Class Enemy, la lezione delle lezioni arriva dalla Slovenia

Sarà nelle sale da giovedì 9 ottobre italiane (purtroppo in sole 25 copie) il film sloveno Class Enemy, vincitore di numerosi premi, tra cui il Fedeora alla 70^ Mostra di Venezia nell’ambito della Settimana della Critica e finalista al premio Lux attribuito dal Parlamento Europeo, per la regia del Rok Bicek.

Bicek, ventinovenne al suo primo lungometraggio, gira la sua storia per intero (salvo la conclusione su un traghetto nei mari della Grecia) all’interno delle mura di un liceo, basandosi su una propria esperienza pregressa di liceale. L’ingresso a scuola di Robert Zupan, un duro insegnante di tedesco (interpretato da un eccellente Igor Samobor), in sostituzione di una dolce docente che va in congedo per una maternità, e il suicidio di una alunna poco dopo, innescano un conflitto generazionale e sociale tra il docente e il sistema scolastico da un lato, e gli studenti che quel sistema accusano dall’altro.

Il film ci interessa perché, attraverso il prisma di una realtà educativa differente da quella italiana, ci pone problemi pedagogici universali: che reazione deve avere l’insegnante di fronte a una afflizione avvertita come collettiva? In che modo si relazionano il sentimento del dolore assoluto con quello della necessità didattica? Se è vero che “la morte di un uomo è meno affar suo di quanto non lo sia per gli altri” (per usare una citazione da Thomas Mann utilizzata dal docente di tedesco), e che dunque la responsabilità, l’elaborazione del lutto e l’angoscia sono elementi appartenenti a quanti restano piuttosto che a chi è morto, quale è il ruolo assegnato e assegnabile al la comunità educativa?
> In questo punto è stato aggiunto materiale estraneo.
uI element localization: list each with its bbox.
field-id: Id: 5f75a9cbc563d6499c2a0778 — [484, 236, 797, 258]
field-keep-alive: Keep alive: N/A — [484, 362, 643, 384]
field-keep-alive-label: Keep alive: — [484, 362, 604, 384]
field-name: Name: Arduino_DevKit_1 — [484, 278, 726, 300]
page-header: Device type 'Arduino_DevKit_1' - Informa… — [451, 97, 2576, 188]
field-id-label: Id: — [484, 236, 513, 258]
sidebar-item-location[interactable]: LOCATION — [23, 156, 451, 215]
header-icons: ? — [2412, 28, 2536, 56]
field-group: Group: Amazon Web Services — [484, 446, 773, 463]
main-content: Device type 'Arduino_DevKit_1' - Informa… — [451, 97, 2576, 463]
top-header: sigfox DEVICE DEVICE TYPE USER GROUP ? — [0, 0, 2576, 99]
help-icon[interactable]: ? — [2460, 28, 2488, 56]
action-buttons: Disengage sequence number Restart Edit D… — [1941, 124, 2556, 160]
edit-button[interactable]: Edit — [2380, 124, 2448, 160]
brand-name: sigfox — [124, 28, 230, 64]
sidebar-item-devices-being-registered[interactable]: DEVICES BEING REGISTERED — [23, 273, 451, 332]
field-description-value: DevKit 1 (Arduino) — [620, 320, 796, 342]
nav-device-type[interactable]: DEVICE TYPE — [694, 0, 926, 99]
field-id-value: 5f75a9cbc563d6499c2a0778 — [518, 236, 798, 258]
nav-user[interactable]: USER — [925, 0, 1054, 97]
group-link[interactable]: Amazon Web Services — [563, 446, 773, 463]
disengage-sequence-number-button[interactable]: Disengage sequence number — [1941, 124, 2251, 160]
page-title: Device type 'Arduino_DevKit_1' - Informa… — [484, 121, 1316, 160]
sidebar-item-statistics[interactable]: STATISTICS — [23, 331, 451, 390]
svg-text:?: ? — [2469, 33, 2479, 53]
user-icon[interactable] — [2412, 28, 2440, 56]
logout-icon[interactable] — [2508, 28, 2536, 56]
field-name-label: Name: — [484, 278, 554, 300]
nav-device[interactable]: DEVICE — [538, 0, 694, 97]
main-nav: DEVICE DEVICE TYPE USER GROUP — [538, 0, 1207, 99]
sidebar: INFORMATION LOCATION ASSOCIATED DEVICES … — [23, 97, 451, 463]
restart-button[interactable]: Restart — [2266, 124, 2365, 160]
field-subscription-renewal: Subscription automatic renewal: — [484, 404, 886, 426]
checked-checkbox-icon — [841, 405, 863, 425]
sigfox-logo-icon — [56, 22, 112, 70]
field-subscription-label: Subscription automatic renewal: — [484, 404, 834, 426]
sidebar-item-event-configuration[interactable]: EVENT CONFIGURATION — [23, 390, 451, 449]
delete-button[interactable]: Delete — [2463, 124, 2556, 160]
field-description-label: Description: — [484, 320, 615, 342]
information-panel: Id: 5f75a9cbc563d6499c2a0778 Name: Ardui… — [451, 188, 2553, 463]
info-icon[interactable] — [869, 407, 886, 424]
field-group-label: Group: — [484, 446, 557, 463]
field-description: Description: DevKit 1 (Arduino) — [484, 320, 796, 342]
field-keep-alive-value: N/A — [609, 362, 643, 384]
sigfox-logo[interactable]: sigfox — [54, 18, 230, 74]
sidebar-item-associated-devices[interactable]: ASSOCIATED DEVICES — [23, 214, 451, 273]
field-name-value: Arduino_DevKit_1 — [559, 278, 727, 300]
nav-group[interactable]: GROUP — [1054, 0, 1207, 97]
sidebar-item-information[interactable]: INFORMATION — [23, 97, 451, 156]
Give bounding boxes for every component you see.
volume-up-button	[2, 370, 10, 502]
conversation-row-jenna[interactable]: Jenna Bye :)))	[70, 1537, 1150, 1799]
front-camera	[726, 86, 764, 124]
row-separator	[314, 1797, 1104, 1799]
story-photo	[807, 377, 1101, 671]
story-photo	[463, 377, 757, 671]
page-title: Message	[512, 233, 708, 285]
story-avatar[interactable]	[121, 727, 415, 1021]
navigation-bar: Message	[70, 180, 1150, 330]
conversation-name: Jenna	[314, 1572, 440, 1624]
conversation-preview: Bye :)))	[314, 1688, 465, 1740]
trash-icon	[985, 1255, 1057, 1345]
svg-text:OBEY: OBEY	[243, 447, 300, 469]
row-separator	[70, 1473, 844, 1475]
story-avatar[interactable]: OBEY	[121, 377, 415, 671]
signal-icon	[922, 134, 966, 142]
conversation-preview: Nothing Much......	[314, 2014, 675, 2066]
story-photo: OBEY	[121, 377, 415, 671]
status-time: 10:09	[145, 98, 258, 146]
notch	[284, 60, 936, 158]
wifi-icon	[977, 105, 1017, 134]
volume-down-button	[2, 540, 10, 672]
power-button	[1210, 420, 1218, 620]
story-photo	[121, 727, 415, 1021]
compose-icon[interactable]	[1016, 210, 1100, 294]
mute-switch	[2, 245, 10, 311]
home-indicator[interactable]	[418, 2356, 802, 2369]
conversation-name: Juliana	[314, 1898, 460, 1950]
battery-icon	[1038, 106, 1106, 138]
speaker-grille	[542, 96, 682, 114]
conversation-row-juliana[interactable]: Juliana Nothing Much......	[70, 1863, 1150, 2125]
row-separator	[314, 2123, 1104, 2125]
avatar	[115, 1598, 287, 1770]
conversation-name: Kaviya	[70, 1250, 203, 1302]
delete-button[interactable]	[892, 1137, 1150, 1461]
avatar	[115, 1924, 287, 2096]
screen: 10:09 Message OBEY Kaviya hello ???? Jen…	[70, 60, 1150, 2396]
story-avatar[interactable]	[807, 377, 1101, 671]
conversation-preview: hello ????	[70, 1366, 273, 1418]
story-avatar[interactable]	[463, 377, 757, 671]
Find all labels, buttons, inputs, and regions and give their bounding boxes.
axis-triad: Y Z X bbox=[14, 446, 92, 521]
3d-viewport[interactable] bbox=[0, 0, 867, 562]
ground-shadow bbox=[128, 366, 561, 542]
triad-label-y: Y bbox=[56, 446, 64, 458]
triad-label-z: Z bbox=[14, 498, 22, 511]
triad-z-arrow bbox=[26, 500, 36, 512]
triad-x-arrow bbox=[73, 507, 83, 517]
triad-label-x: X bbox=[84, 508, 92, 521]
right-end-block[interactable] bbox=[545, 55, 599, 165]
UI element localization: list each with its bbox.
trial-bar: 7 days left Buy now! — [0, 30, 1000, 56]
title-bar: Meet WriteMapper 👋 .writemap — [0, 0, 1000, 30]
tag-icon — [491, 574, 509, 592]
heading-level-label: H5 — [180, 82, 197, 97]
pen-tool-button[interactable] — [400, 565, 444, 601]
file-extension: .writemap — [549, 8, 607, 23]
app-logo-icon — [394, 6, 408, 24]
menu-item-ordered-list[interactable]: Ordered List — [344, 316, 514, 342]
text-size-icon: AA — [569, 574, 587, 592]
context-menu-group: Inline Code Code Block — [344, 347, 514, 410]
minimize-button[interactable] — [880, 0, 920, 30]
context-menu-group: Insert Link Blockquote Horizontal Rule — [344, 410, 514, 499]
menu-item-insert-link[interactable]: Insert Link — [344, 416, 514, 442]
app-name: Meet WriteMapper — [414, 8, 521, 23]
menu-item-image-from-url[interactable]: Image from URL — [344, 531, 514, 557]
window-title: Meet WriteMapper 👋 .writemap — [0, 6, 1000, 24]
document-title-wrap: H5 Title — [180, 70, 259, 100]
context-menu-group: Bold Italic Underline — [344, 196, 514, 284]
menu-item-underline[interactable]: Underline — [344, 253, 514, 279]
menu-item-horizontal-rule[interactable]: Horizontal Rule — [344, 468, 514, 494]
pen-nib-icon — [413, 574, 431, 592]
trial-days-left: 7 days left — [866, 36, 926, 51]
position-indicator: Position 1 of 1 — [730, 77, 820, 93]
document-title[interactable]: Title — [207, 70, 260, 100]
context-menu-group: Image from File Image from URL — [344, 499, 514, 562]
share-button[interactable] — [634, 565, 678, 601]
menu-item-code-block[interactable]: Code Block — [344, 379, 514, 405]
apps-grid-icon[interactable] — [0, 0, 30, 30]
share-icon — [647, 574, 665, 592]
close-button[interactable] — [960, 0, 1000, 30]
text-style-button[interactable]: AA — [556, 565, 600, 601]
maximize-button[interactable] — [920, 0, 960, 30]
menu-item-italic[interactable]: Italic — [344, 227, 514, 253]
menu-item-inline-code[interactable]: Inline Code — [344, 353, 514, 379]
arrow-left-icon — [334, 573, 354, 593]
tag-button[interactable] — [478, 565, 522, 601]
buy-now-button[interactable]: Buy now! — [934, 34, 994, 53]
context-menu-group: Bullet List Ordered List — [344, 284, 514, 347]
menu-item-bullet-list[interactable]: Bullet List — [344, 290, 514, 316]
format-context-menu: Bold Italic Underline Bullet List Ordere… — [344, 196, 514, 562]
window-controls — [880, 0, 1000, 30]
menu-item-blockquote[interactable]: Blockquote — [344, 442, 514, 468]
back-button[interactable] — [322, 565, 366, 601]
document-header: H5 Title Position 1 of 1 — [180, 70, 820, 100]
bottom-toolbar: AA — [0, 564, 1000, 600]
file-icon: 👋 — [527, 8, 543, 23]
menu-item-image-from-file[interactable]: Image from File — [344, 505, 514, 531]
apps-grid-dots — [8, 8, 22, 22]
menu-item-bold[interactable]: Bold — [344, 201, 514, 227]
Il docente alla fine del film fornisce una risposta (a nostro avviso convincente) a queste domande, che rimandiamo a chi vedrà il lungometraggio. Attorno all’insegnante e al suo rapporto con la classe ruotano personaggi che potrebbero appartenere ai nostri universi scolastici: una docente di educazione fisica culturalmente non preparatissima, l’insegnante sostituita materna e volenterosa ma non all’altezza del compito, una dirigente scolastica conciliante ma con il timore precipuo che i risultati della scuola possano essere inferiori a quelli medi del sistema scolastico sloveno (anche noi in Italia andiamo in questa direzione?), genitori che giustificano i figli contro ogni ragionevolezza, e soprattutto i ragazzi, con le loro emotività e le loro tensioni, anche di tipo sociale ed economico.

Attraverso la scuola del film, vediamo la nostra di scuola, e ne riceviamo una lezione potente e irrinunciabile.